Jean-Marie Vianney a su transformer ce village pour qu’il puisse à son tour le porter dans cette pastorale si particulière. De même, il a su transformer les pénitents qu’il rencontrait en évangélisateurs. Comment s’est répandu ce désir qui mettait les gens en route ? Les anciens pèlerins étaient devenus des missionnaires, des témoins de la miséricorde de Dieu.
Notre péché et la miséricorde de Dieu
La reconnaissance de notre péché, et plus encore de la miséricorde de Dieu, est le socle du dynamisme missionnaire des chrétiens.
Sans nul doute, c’est grâce à leur témoignage que d’autres se sont mis en route. Nous touchons là le premier point qui fait naître une communauté d’apôtres : se découvrir pécheur sous le regard miséricordieux de Dieu et confesser ce Dieu qui nous aime. Autrement dit, avoir fait l’expérience vitale que le Christ me sauve. Autrement dit encore, l’annonce de la Bonne Nouvelle, c’est annoncer que le Christ est sauveur et en témoigner.
Le curé d’Ars avait conscience de son péché et de la grandeur de la miséricorde. Et c’est précisément cette expérience qu’il a fait vivre aux chrétiens d’Ars. C’est ce que fait tout prêtre, d’abord en entendant l’appel de Dieu et en y répondant, mais aussi tout au long de son ministère. Ainsi, Jean-Marie Vianney a constitué autour de lui une communauté de croyants, priant, vivant des sacrements, et qui pouvait naturellement accompagner son curé dans sa mission particulière.
La source de sa générosité pastorale, c’est son amour du Christ. Il veut sauver les âmes qui lui sont confiées et les conduire au Christ.
La réconciliation et l’eucharistie
Jean-Paul II a noté que le curé d’Ars « orientait vers l’essentiel » : la réconciliation et l’eucharistie. La première, au confessionnal, occupait la plus grande partie de sa journée, mais la messe était le cœur de celle-ci et de toute la communauté villageoise.
Ainsi, il conduisait les pénitents réconciliés à l’union eucharistique. La ferveur des assemblées devait être traversée par la gratitude immense de ces centaines de pèlerins réconciliés avec Dieu.
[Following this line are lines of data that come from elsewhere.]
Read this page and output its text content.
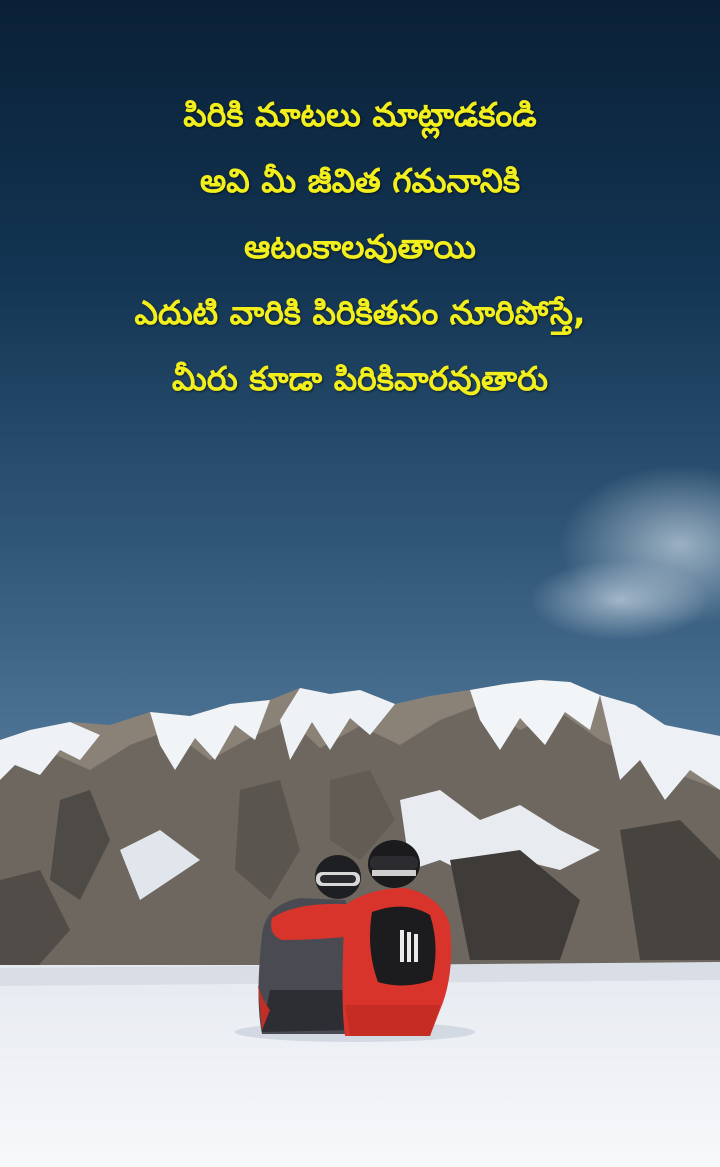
పిరికి మాటలు మాట్లాడకండి
అవి మీ జీవిత గమనానికి
ఆటంకాలవుతాయి
ఎదుటి వారికి పిరికితనం నూరిపోస్తే,
మీరు కూడా పిరికివారవుతారు
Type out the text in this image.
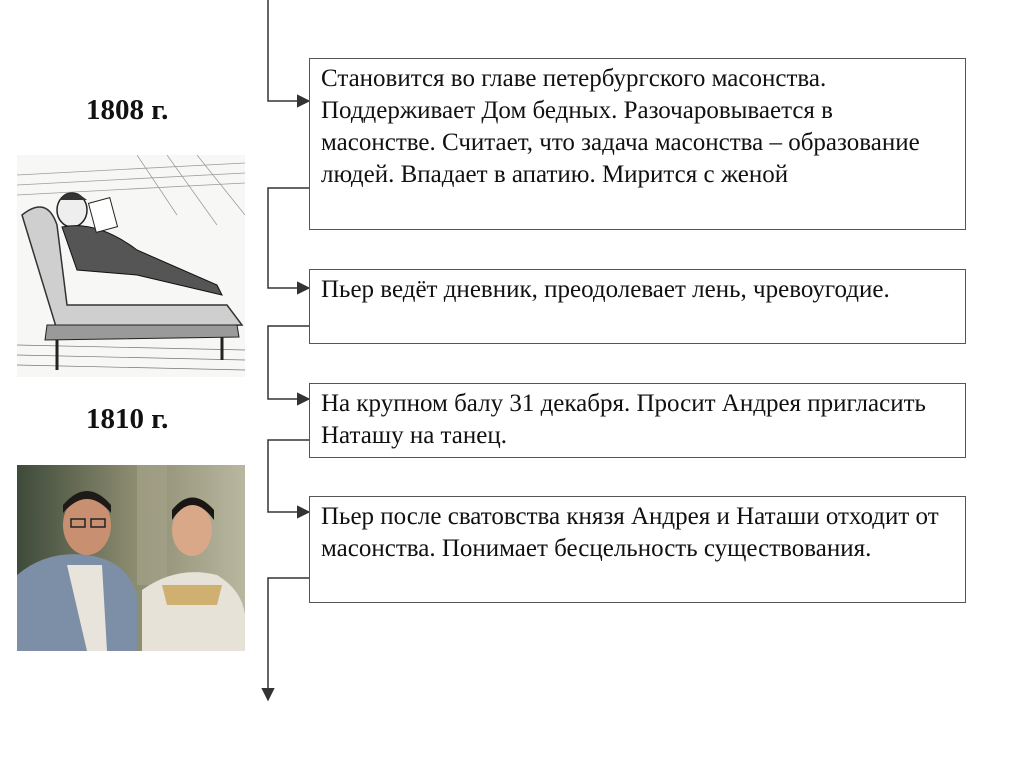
1808 г.
1810 г.
Становится во главе петербургского масонства. Поддерживает Дом бедных. Разочаровывается в масонстве. Считает, что задача масонства – образование людей. Впадает в апатию. Мирится с женой
Пьер ведёт дневник, преодолевает лень, чревоугодие.
На крупном балу 31 декабря. Просит Андрея пригласить Наташу на танец.
Пьер после сватовства князя Андрея и Наташи отходит от масонства. Понимает бесцельность существования.
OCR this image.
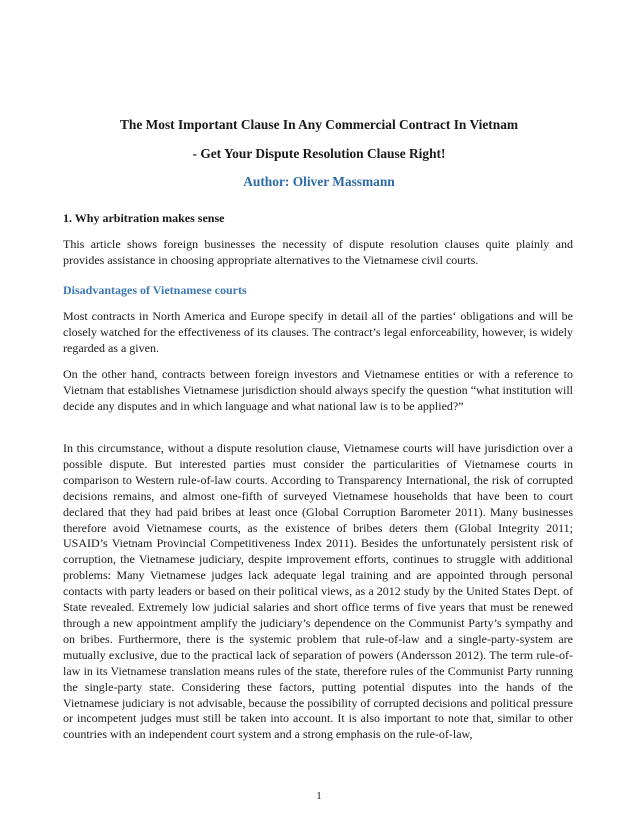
The Most Important Clause In Any Commercial Contract In Vietnam
- Get Your Dispute Resolution Clause Right!
Author: Oliver Massmann
1. Why arbitration makes sense

This article shows foreign businesses the necessity of dispute resolution clauses quite plainly and provides assistance in choosing appropriate alternatives to the Vietnamese civil courts.

Disadvantages of Vietnamese courts

Most contracts in North America and Europe specify in detail all of the parties‘ obligations and will be closely watched for the effectiveness of its clauses. The contract’s legal enforceability, however, is widely regarded as a given.

On the other hand, contracts between foreign investors and Vietnamese entities or with a reference to Vietnam that establishes Vietnamese jurisdiction should always specify the question “what institution will decide any disputes and in which language and what national law is to be applied?”

In this circumstance, without a dispute resolution clause, Vietnamese courts will have jurisdiction over a possible dispute. But interested parties must consider the particularities of Vietnamese courts in comparison to Western rule-of-law courts. According to Transparency International, the risk of corrupted decisions remains, and almost one-fifth of surveyed Vietnamese households that have been to court declared that they had paid bribes at least once (Global Corruption Barometer 2011). Many businesses therefore avoid Vietnamese courts, as the existence of bribes deters them (Global Integrity 2011; USAID’s Vietnam Provincial Competitiveness Index 2011). Besides the unfortunately persistent risk of corruption, the Vietnamese judiciary, despite improvement efforts, continues to struggle with additional problems: Many Vietnamese judges lack adequate legal training and are appointed through personal contacts with party leaders or based on their political views, as a 2012 study by the United States Dept. of State revealed. Extremely low judicial salaries and short office terms of five years that must be renewed through a new appointment amplify the judiciary’s dependence on the Communist Party’s sympathy and on bribes. Furthermore, there is the systemic problem that rule-of-law and a single-party-system are mutually exclusive, due to the practical lack of separation of powers (Andersson 2012). The term rule-of-law in its Vietnamese translation means rules of the state, therefore rules of the Communist Party running the single-party state. Considering these factors, putting potential disputes into the hands of the Vietnamese judiciary is not advisable, because the possibility of corrupted decisions and political pressure or incompetent judges must still be taken into account. It is also important to note that, similar to other countries with an independent court system and a strong emphasis on the rule-of-law,

1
On devait sentir dans l’église d’Ars, mais aussi dans les rues du village, cette foi palpable qui est un don de Dieu et qui est la gratitude devant le salut donné ! On devait sentir la vérité de cette promesse : « Le royaume des cieux est tout proche ».
Il portait également une très grande attention à la prédication. Au cours de la messe, bien sûr, mais aussi pour les enfants du catéchisme, et on sait que beaucoup d’adultes, de pèlerins y participaient volontiers !
Enfin, soulignons aussi qu’il encourageait fortement l’adoration du Saint Sacrement.
La dimension missionnaire de la vie d’une communauté croyante.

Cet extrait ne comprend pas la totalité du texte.